A Lesson Before Dying and Fences Comparison/Contrast Essay

A Lesson Before Dying and Fences Comparison/Contrast Essay
Ernest Gaines’ novel A Lesson Before Dying and August Wilson’s play Fences both explore the conflicts,
tensions, and struggles of the African-American community before and after the Civil Rights movement. Each
text focuses on a prominent African-American male who must navigate the stereotypes he faces from the
outside white world as well as expectations from his own family and community.

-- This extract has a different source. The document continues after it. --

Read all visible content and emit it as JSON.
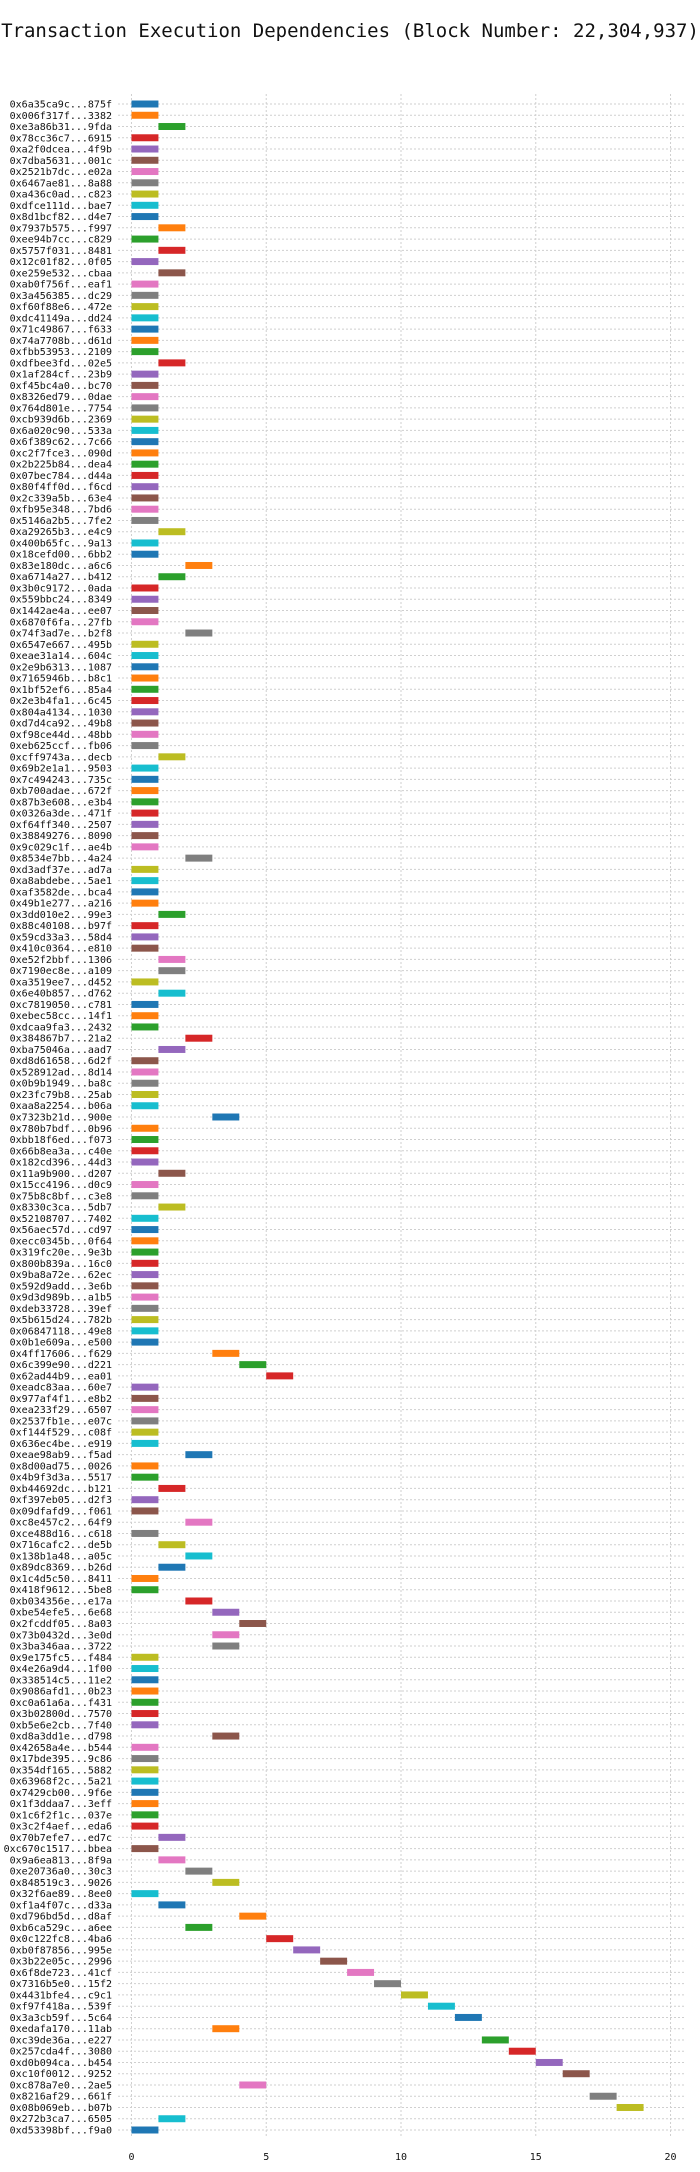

Your ultimate goal is to compose an essay of 3-5 pages using MLA format in which you analyze one point of
comparison or contrast between the novel and the play. That specific point is completely up to you and
should demonstrate a depth of thought and level of sophisticated analysis characteristic of Advanced
Placement students. To help you out, you may consider any of the following topics, though you should not be
limited by them:
 The role of the women in each text
 The way in which each text frames the idea of manhood, specifically what it means to be an AfricanAmerican male
 The significance of specific “words,” and how these words are used as tools for humiliation
 The role of the tragic hero—and how each main character fits with the classical model of the tragic
 The role of faith and the significance of biblical allusions
 The theme of obligation and commitment
 The role of the white man and his influence on the African-American community in the text
 The significance of the setting—A Lesson Before Dying is set primarily in the jail and in the
church/school house whereas Fences happens almost exclusively in Troy Maxson’s front yard.
You will complete this assignment in several parts.
To begin, you and your group will meet once a week for three weeks to brainstorm various points of
comparison and contrast between the novel and the play. As we read through the play Fences in class and you
read through the novel A Lesson Before Dying at home, these brainstorming/discussion sessions with your
group members will be a chance to digest the content of each text, as well as to thoroughly analyze and
dissect points of comparison. Your group may find that you always gravitate toward a certain few issues, and
that is fine; the purpose is to maintain an ongoing conversation about the ways in which the two texts
compare. Your group will record its ideas on a Padlet page that you can add to throughout the week as you
are reading on your own.
Once we have finished each text, you will draft a precise thesis statement that clearly states a point of
comparison or contrast between each of the two texts. You will post that thesis statement to my blog, where
your classmates and I will provide you with feedback on your thesis statement.
Finally, you will use Google Docs to create and then access a rich, rough draft of your essay in class on the
school laptops on the designated Writing Workshop date, which is tentatively scheduled for November 20.
During this time, you will share your document with your classmates who will then use our focused writing
workshop to comment on and edit your paper for specific purposes. The final draft will be due one week later
and will count as a major test grade.